L'arrêt est toutefois plus novateur sur le deuxième
aspect, alors même qu'il est ici beaucoup plus
succinct : pour le CE, « aucune disposition
législative ou réglementaire ni aucun principe n'imposent à
une personne publique d'organiser une procédure de publicité
préalable à la délivrance d'une autorisation ou à la
passation d'un contrat d'occupation d'une dépendance du
domaine public, ayant dans l'un ou l'autre cas pour seul
objet l'occupation d'une telle dépendance ; il en va ainsi
même lorsque l'occupant de la dépendance domaniale est un
opérateur sur un marché concurrentiel ». Ce faisant, il
tranche un débat qu'avaient nourri à la fois la doctrine et
plusieurs tribunaux administratifs ayant pris position en
sens contraire. Autant il est permis d'approuver le Conseil
d'Etat sur le premier aspect, en particulier compte tenu de
l'enjeu pénal sous-jacent à l'affaire (le maire étant
poursuivi pour délit de favoritisme), autant peut-on penser
que le juge administratif a raté une occasion de devancer ce
qui pourrait résulter à terme de la jurisprudence européenne
au nom du principe de transparence, elle qui admet déjà
depuis 1985 que le principe de non discrimination s'applique
aussi pour les conventions d'occupation du domaine public
(CJCE 18 juin 1985, Steinhauser contre ville de Biarritz) et
ce qui semble relever du bon sens.
- Un nouveau BEA ouvert pour l'Etat et les chambres
consulaires pour la restauration, la réparation ou la mise
en valeur de leurs biens (article 11 de la loi n°2010-853 du
23 juillet 2010 et article L 2341-1 du CG3P).

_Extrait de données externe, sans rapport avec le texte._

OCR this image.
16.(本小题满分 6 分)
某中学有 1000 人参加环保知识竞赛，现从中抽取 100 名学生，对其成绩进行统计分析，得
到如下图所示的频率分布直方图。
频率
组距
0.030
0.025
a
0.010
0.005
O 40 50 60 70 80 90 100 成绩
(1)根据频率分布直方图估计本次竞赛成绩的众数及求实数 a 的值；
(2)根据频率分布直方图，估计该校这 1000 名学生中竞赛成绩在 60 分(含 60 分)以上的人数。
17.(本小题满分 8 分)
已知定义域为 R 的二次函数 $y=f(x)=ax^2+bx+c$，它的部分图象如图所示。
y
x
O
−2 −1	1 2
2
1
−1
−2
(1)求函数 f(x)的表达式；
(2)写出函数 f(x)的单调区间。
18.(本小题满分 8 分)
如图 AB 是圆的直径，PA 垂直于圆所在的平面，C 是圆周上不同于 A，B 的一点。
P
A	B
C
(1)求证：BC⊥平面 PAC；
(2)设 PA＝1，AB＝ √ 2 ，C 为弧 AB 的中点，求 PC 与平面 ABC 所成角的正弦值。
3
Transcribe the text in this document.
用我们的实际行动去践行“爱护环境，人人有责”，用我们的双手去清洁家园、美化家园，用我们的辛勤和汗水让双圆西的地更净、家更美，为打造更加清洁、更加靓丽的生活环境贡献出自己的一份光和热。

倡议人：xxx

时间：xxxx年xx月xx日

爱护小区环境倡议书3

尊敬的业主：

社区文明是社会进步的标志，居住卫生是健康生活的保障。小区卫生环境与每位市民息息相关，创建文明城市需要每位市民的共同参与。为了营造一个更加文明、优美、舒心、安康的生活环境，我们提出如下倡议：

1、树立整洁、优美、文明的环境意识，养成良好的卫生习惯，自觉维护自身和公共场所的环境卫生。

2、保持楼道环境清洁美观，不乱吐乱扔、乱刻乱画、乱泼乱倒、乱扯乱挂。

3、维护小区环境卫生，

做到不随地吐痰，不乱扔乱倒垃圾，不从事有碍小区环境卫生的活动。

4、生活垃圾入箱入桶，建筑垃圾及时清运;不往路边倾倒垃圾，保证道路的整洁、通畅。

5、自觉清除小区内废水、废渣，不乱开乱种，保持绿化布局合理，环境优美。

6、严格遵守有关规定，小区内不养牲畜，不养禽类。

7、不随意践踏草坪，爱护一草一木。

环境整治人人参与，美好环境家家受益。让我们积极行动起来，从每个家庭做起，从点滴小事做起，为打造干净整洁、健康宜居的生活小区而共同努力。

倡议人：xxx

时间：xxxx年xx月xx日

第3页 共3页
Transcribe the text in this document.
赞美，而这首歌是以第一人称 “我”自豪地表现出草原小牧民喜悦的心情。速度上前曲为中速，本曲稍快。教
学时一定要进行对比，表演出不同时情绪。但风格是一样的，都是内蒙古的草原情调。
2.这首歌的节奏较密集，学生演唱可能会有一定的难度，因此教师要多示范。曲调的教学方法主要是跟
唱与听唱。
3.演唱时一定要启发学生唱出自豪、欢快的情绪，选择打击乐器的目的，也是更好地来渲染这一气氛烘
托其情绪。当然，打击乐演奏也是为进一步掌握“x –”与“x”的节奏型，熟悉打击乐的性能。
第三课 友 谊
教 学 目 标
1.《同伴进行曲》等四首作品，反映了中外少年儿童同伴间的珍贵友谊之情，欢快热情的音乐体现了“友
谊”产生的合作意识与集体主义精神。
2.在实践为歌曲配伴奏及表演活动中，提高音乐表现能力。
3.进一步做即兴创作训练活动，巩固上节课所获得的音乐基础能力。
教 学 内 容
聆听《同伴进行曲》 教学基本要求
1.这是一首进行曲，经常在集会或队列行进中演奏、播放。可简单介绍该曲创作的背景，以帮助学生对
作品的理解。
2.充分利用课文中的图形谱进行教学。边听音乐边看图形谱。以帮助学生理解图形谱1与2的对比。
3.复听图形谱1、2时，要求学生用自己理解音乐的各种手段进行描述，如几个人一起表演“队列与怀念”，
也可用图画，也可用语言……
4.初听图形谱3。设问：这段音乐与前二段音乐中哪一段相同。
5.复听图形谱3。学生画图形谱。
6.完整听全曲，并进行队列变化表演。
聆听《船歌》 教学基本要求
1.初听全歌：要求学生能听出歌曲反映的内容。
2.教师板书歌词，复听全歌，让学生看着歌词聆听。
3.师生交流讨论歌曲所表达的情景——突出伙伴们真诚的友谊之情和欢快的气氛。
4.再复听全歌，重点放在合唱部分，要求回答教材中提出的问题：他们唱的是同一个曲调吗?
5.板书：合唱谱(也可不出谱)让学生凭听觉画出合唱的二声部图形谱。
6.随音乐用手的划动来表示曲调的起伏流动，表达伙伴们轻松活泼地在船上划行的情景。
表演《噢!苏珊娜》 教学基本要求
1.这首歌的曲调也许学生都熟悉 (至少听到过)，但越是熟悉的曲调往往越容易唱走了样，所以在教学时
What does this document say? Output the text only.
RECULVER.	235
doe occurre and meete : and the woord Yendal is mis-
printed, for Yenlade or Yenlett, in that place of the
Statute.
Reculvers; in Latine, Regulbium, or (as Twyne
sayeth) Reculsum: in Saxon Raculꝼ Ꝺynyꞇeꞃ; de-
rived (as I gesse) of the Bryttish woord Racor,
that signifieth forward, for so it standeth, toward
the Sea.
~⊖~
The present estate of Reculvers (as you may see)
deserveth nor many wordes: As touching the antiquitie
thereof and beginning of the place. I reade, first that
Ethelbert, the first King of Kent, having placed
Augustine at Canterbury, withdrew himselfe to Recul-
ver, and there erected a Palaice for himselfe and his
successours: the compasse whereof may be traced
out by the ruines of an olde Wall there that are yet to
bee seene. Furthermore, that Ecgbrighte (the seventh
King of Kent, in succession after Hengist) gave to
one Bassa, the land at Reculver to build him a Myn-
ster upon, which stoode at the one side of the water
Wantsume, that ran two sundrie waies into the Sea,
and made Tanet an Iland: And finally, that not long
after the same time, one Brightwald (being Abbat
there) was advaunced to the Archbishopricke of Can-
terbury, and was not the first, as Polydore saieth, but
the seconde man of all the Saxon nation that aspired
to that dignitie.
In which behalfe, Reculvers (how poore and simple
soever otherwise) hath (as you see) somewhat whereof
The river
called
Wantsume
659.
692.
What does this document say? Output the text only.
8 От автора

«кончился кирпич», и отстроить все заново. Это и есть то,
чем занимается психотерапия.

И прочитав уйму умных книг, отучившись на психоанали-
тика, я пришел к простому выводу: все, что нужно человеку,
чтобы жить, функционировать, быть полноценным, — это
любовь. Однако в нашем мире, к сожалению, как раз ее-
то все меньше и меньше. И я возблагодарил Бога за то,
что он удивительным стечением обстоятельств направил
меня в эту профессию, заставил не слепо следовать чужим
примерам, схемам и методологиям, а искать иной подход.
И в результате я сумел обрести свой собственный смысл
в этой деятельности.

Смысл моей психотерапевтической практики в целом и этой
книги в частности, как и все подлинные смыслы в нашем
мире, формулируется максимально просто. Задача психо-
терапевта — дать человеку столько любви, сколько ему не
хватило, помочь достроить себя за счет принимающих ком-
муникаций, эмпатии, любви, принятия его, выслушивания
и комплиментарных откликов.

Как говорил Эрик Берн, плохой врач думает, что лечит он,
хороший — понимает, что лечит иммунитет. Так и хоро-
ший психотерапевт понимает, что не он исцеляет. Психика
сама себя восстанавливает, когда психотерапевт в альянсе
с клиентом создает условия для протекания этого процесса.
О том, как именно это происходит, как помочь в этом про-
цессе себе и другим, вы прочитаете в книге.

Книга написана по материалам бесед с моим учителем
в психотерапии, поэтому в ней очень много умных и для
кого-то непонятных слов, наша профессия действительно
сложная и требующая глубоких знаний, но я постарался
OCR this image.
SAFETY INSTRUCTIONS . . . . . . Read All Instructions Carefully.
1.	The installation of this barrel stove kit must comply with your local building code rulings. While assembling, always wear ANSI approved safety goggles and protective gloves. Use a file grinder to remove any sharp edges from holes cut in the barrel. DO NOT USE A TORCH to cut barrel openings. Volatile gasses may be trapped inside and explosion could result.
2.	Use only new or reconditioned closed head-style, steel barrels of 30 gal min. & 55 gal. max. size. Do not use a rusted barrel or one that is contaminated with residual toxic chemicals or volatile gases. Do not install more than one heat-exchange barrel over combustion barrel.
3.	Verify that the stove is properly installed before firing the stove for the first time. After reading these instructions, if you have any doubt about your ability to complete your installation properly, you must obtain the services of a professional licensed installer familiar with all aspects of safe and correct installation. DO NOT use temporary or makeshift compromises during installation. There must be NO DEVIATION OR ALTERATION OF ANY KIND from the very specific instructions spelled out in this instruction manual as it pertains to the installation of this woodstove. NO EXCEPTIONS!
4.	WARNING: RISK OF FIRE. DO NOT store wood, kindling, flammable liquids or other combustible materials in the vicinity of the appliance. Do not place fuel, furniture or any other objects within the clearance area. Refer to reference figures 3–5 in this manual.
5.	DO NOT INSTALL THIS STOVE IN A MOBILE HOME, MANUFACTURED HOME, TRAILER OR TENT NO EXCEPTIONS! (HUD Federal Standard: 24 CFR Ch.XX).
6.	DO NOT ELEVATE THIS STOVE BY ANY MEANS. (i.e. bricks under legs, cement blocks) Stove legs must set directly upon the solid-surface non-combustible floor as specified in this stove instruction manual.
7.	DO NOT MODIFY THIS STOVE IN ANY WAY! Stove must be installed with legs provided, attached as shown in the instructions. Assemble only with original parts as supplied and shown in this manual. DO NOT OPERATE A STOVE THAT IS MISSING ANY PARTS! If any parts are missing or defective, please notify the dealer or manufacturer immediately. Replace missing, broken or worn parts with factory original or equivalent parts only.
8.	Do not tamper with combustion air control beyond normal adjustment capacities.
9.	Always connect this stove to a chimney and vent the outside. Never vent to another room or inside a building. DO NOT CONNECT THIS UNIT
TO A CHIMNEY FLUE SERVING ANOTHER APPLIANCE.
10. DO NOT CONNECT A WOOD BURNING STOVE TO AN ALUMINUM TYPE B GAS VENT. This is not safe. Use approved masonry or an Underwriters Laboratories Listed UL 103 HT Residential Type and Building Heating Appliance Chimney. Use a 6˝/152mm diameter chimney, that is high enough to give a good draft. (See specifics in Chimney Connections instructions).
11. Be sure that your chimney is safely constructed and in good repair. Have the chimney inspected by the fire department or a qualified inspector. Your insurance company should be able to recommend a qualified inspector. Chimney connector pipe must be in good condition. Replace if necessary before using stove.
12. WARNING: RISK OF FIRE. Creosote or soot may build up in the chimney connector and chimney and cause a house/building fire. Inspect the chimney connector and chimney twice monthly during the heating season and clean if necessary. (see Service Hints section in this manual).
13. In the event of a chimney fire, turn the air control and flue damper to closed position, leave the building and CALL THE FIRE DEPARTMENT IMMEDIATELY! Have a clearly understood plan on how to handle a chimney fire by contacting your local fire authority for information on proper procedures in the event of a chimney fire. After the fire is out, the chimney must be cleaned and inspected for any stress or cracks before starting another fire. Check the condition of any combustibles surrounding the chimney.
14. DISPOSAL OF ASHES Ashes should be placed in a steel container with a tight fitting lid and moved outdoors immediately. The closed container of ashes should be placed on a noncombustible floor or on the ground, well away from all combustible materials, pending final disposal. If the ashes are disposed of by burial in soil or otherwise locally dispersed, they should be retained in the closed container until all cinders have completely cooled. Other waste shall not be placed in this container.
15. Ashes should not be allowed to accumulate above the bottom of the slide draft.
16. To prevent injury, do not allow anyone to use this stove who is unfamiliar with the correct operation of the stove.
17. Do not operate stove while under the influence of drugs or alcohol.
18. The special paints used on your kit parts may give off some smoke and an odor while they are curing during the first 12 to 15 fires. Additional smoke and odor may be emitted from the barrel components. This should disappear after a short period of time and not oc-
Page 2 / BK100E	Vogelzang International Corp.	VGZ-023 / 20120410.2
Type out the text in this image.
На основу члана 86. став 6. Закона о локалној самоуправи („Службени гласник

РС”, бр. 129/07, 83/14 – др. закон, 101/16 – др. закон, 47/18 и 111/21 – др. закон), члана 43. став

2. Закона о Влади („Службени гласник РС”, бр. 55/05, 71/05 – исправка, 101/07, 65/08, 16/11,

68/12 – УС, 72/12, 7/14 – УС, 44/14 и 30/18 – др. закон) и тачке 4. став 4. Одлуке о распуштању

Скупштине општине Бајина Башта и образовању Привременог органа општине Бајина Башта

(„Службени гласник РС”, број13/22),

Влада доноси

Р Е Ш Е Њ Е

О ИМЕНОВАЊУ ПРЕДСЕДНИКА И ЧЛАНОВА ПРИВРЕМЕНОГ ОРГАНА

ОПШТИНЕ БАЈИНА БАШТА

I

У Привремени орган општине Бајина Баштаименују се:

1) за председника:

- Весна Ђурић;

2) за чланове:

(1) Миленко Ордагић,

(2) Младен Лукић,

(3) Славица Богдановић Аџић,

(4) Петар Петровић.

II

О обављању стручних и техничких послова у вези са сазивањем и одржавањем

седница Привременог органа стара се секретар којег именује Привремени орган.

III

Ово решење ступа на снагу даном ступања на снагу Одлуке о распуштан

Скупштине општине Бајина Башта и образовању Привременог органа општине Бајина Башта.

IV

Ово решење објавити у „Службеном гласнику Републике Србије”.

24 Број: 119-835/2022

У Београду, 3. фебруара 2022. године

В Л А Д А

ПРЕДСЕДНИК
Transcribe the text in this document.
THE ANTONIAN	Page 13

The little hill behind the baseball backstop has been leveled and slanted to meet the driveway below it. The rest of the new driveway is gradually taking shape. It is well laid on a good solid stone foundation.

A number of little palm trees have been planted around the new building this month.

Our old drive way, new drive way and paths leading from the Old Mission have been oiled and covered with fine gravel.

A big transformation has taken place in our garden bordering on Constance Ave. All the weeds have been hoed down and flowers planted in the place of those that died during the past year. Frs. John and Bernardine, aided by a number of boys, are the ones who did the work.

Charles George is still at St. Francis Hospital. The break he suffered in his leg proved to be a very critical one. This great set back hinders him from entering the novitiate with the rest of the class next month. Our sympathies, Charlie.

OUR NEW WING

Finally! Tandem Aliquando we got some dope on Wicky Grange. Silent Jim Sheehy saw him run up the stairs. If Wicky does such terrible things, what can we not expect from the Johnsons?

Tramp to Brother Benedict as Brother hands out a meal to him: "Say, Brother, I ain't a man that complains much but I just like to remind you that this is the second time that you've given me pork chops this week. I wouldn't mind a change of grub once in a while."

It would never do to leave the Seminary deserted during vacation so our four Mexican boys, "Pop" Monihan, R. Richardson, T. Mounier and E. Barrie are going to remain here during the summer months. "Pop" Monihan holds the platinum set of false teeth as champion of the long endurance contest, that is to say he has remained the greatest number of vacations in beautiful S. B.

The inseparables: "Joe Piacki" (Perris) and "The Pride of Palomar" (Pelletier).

On sait que le BEA a été créé par la loi du 5 janvier
1988 pour les collectivités territoriales. La loi du 17
février 2009 a ouvert le BEA à l'Etat mais uniquement dans
le domaine du logement social. Il est vrai que l'Etat et ses
établissements publics ont des possibilités plus ou moins
équivalentes avec les autorisations d'occupation du domaine
public assorties de droits réels depuis la loi du 25 juillet
1994 (aujourd'hui article L 2122-6 du CG3P). Mais ces
possibilités ne sont prévues que pour la construction
d'ouvrages immobiliers. C'est sans doute la raison pour
laquelle la loi du 23 juillet 2010 a prévu la possibilité de
BEA dans le domaine complémentaire de la restauration, de la
réparation ou de la mise en valeur des biens de l'Etat et
des chambres consulaires (mais pas des autres établissements
publics de l'Etat), en vue de la « valorisation du
patrimoine immobilier ». Néanmoins, cette loi pose au
moins deux problèmes. En premier lieu, quel est l'objet du
droit réel consenti au preneur ? Les travaux concernant
étant limités dans leur nature – puisqu'il n'y aura pas
construction – est-ce que tous les ouvrages sur lesquels
portent les travaux pourront faire l'objet d'un droit
réel ? C'est à l'évidence le cas s'agissant du bail
emphytéotique de droit privé : celui-ci n'implique pas
toujours une construction nouvelle mais simplement une
amélioration du bien mis à bail, ce qui peut prendre la
forme d'une rénovation. Il n'y a donc pas de problème pour
les biens du domaine privé des personnes publiques. Mais
qu'en est-il pour des biens qui pourraient faire parti du
domaine public ? Le législateur a pourtant prévu que le
bail peut porter sur le domaine public, en mettant en place
alors une limitation des possibilités d'hypothèques et de
cessions. Il s'agit donc d'une nouvelle entorse légale aux
principes de la domanialité publique, sans que l'on sache
quelle pourra être la marge de manœuvre des personnes
publiques dans la détermination des biens concernés par ce
droit réel. En deuxième lieu, le régime de passation de ce
bail n'est pas précisé. Autrement dit, aucune obligation de
publicité et de mise en concurrence ne s'impose. Or, et
contrairement au BEA des collectivités territoriales pour
lesquels la situation varie d'un projet à l'autre, il semble
que ce bail entend répondre toujours à des besoins de la
personne publique. Si tel devait être le cas, il faudrait
alors considérer que l'on est en présence d'un marché de
travaux au sens communautaire, et appliquer alors la
directive 2004/18 du 31 mars 2004.
-
Le principe de l'allotissement des marchés publics
s'applique aussi en considération de données purement
géographiques (CE 23 juillet 2010, Région Réunion, req.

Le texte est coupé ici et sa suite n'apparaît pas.